A fast and scalable CUDA implementation to conduct highly parallelized evolutionary tests on large-scale genomic data.


Description

The CATE software is a CUDA based solution to enable rapid processing of large-scale VCF files to conduct a series of six different tests on evolution.


🟠 Here we have provided only a brief overview of CATE's useablity.
🟢 Please refer to CATE's wiki to otain a more detailed understaning of its functionality and usability.


Prerequisites

  1. CUDA capable hardware
  2. LINUX or UNIX based kernel
  3. NVIDIA's CUDA toolkit (nvcc compiler)
  4. C++ compiler (gcc compiler)

How to INSTALL

CATE can be used via an on-device executable and also has the ability to run via Google Colab.

For the Google Colab notebook please follow the link to CATE on Colab.

Else, if you want to install CATE on-device you may have to compile the code using an nvcc compiler. If so execute the following on the terminal:

Download the repository:

git clone "https://github.com/theLongLab/CATE/"
cd CATE/

cuda 11.3.0 or higher

module load cuda/11.3.0

Finally, compile the project:

nvcc -std=c++17 *.cu *.cpp -o "CATE"

How to RUN

CATE is a command-line-based software. Its available functions include six different tests on evolution and a series of tools for editing and processing FASTA and VCF files.

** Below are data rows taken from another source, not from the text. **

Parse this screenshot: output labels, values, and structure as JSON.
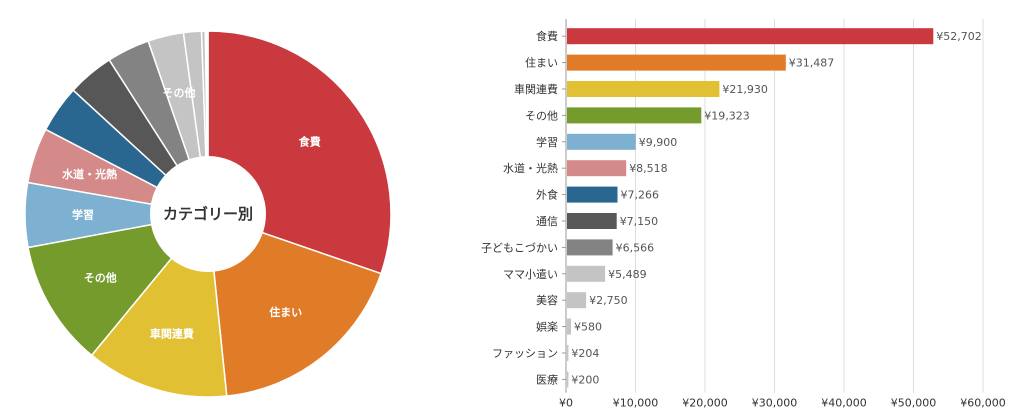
{
  "pie": {
    "center_label": "カテゴリー別"
  },
  "chart_data": [
    {
      "type": "pie",
      "categories": [
        "食費",
        "住まい",
        "車関連費",
        "その他",
        "学習",
        "水道・光熱",
        "外食",
        "通信",
        "子どもこづかい",
        "ママ小遣い",
        "美容",
        "娯楽",
        "ファッション",
        "医療"
      ],
      "values": [
        52702,
        31487,
        21930,
        19323,
        9900,
        8518,
        7266,
        7150,
        6566,
        5489,
        2750,
        580,
        204,
        200
      ],
      "slice_labels": [
        "食費",
        "住まい",
        "車関連費",
        "その他",
        "学習",
        "水道・光熱",
        "",
        "",
        "",
        "その他",
        "",
        "",
        "",
        ""
      ],
      "colors": [
        "#c9393d",
        "#e07b27",
        "#e2c034",
        "#749b2b",
        "#7eb0d1",
        "#d48a89",
        "#2a6790",
        "#575757",
        "#838383",
        "#c4c4c4",
        "#c4c4c4",
        "#c4c4c4",
        "#c4c4c4",
        "#c4c4c4"
      ]
    },
    {
      "type": "bar",
      "orientation": "horizontal",
      "categories": [
        "食費",
        "住まい",
        "車関連費",
        "その他",
        "学習",
        "水道・光熱",
        "外食",
        "通信",
        "子どもこづかい",
        "ママ小遣い",
        "美容",
        "娯楽",
        "ファッション",
        "医療"
      ],
      "values": [
        52702,
        31487,
        21930,
        19323,
        9900,
        8518,
        7266,
        7150,
        6566,
        5489,
        2750,
        580,
        204,
        200
      ],
      "value_labels": [
        "¥52,702",
        "¥31,487",
        "¥21,930",
        "¥19,323",
        "¥9,900",
        "¥8,518",
        "¥7,266",
        "¥7,150",
        "¥6,566",
        "¥5,489",
        "¥2,750",
        "¥580",
        "¥204",
        "¥200"
      ],
      "colors": [
        "#c9393d",
        "#e07b27",
        "#e2c034",
        "#749b2b",
        "#7eb0d1",
        "#d48a89",
        "#2a6790",
        "#575757",
        "#838383",
        "#c4c4c4",
        "#c4c4c4",
        "#c4c4c4",
        "#c4c4c4",
        "#c4c4c4"
      ],
      "xlim": [
        0,
        60000
      ],
      "xticks": [
        0,
        10000,
        20000,
        30000,
        40000,
        50000,
        60000
      ],
      "xtick_labels": [
        "¥0",
        "¥10,000",
        "¥20,000",
        "¥30,000",
        "¥40,000",
        "¥50,000",
        "¥60,000"
      ],
      "grid": true
    }
  ]
}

The six tests on evolution are:

  1. Tajima’s D
  2. Fu and Li's D, D*, F, and F *
  3. Fay and Wu’s H and E
  4. McDonald–Kreitman test
  5. Fixation Index
  6. Extended Haplotype Homozygosity

Currently, the program's executable is called:

Test_Main

To run the software you need a JSON-style parameters file. An example is provided above:

parameters.json.

The parameters file is used to specify all input and output locations as well as the gene list file locations. Each function's execution can be customized individually using the parameters file.

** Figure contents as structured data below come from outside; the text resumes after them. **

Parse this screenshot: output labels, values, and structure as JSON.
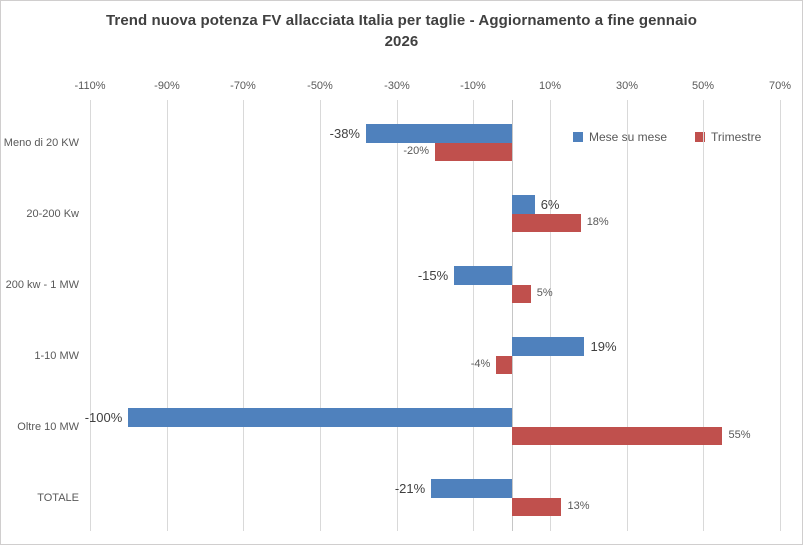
{
  "chart_data": {
    "type": "bar",
    "orientation": "horizontal",
    "title_lines": [
      "Trend nuova potenza FV allacciata Italia per taglie - Aggiornamento a fine gennaio",
      "2026"
    ],
    "categories": [
      "Meno di 20 KW",
      "20-200 Kw",
      "200 kw - 1 MW",
      "1-10 MW",
      "Oltre 10 MW",
      "TOTALE"
    ],
    "series": [
      {
        "name": "Mese su mese",
        "color": "#4F81BD",
        "values": [
          -38,
          6,
          -15,
          19,
          -100,
          -21
        ],
        "labels": [
          "-38%",
          "6%",
          "-15%",
          "19%",
          "-100%",
          "-21%"
        ]
      },
      {
        "name": "Trimestre",
        "color": "#C0504D",
        "values": [
          -20,
          18,
          5,
          -4,
          55,
          13
        ],
        "labels": [
          "-20%",
          "18%",
          "5%",
          "-4%",
          "55%",
          "13%"
        ]
      }
    ],
    "x_axis": {
      "ticks": [
        "-110%",
        "-90%",
        "-70%",
        "-50%",
        "-30%",
        "-10%",
        "10%",
        "30%",
        "50%",
        "70%"
      ],
      "tick_values": [
        -110,
        -90,
        -70,
        -50,
        -30,
        -10,
        10,
        30,
        50,
        70
      ],
      "min": -110,
      "max": 70,
      "step": 20
    },
    "legend": {
      "position": "inside-top-right",
      "entries": [
        {
          "label": "Mese su mese",
          "color": "#4F81BD"
        },
        {
          "label": "Trimestre",
          "color": "#C0504D"
        }
      ]
    },
    "gridlines": true,
    "colors": {
      "gridline": "#D9D9D9",
      "zero_axis": "#C6C6C6",
      "title": "#404040",
      "axis_text": "#595959",
      "primary_value_label": "#404040",
      "secondary_value_label": "#595959",
      "frame_border": "#D0CECE",
      "background": "#FFFFFF"
    }
  }
}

The typical syntax for program execution is as follows (example below shows running the Tajima's function):

program_executable --function parameter_file

program_executable -f parameter_file

Example:

./Test_Main -t parameters.json

The HELP menu will list all available functions and how each function can be executed. It can be accessed by simply typing -h as the function as shown below:

./Test_Main -h


How to Cite

CATE has been successfully published in the journal Methods in Ecology and Evolution (MEE). If you find this framework or the software solution useful in your analyses, please CITE the published article available in MEE, CATE: A fast and scalable CUDA implementation to conduct highly parallelized evolutionary tests on large scale genomic data.

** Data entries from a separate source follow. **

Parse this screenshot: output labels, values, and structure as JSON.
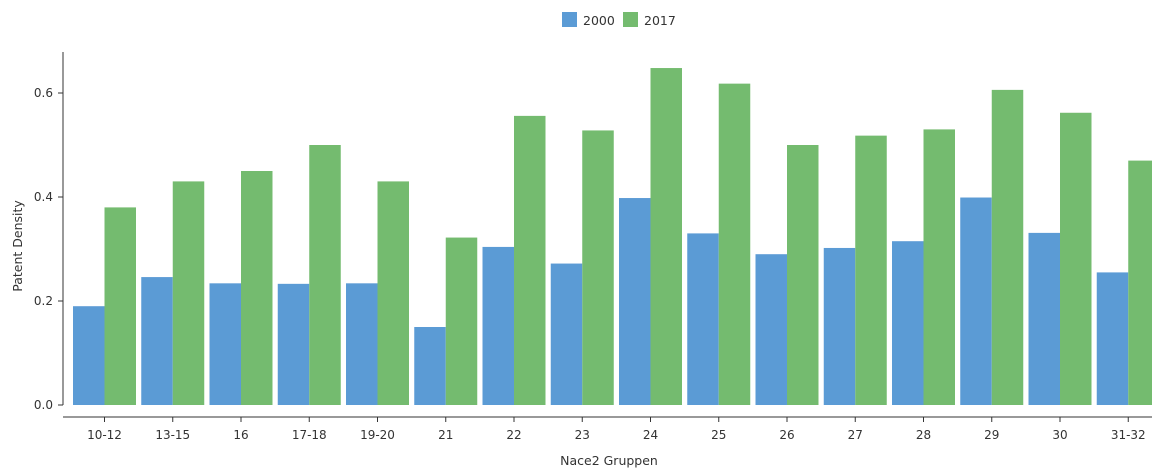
{
  "chart_data": {
    "type": "bar",
    "categories": [
      "10-12",
      "13-15",
      "16",
      "17-18",
      "19-20",
      "21",
      "22",
      "23",
      "24",
      "25",
      "26",
      "27",
      "28",
      "29",
      "30",
      "31-32"
    ],
    "series": [
      {
        "name": "2000",
        "color": "#5b9bd5",
        "values": [
          0.19,
          0.246,
          0.234,
          0.233,
          0.234,
          0.15,
          0.304,
          0.272,
          0.398,
          0.33,
          0.29,
          0.302,
          0.315,
          0.399,
          0.331,
          0.255
        ]
      },
      {
        "name": "2017",
        "color": "#74bb6f",
        "values": [
          0.38,
          0.43,
          0.45,
          0.5,
          0.43,
          0.322,
          0.556,
          0.528,
          0.648,
          0.618,
          0.5,
          0.518,
          0.53,
          0.606,
          0.562,
          0.47
        ]
      }
    ],
    "xlabel": "Nace2 Gruppen",
    "ylabel": "Patent Density",
    "ylim": [
      0,
      0.68
    ],
    "yticks": [
      "0.0",
      "0.2",
      "0.4",
      "0.6"
    ],
    "legend": "top-center",
    "grid": false
  }
}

To cite CATE's code please use the Zenodo release:

DOI

The details of the citation are listed below:

Perera, D., Reisenhofer, E., Hussein, S., Higgins, E., Huber, C. D., & Long, Q. (2023). CATE: A fast and scalable CUDA implementation to conduct highly parallelized evolutionary tests on large scale genomic data. Methods in Ecology and Evolution, 00, 1–15. https://doi.org/10.1111/2041-210X.14168.


MIT License

Copyright (c) 2022 The Long Lab

Permission is hereby granted, free of charge, to any person obtaining a copy of this software and associated documentation files (the "Software"), to deal in the Software without restriction, including without limitation the rights to use, copy, modify, merge, publish, distribute, sublicense, and/or sell copies of the Software, and to permit persons to whom the Software is furnished to do so, subject to the following conditions:

The above copyright notice and this permission notice shall be included in all copies or substantial portions of the Software.

THE SOFTWARE IS PROVIDED "AS IS", WITHOUT WARRANTY OF ANY KIND, EXPRESS OR IMPLIED, INCLUDING BUT NOT LIMITED TO THE WARRANTIES OF MERCHANTABILITY, FITNESS FOR A PARTICULAR PURPOSE AND NONINFRINGEMENT. IN NO EVENT SHALL THE AUTHORS OR COPYRIGHT HOLDERS BE LIABLE FOR ANY CLAIM, DAMAGES OR OTHER LIABILITY, WHETHER IN AN ACTION OF CONTRACT, TORT OR OTHERWISE, ARISING FROM, OUT OF OR IN CONNECTION WITH THE SOFTWARE OR THE USE OR OTHER DEALINGS IN THE SOFTWARE.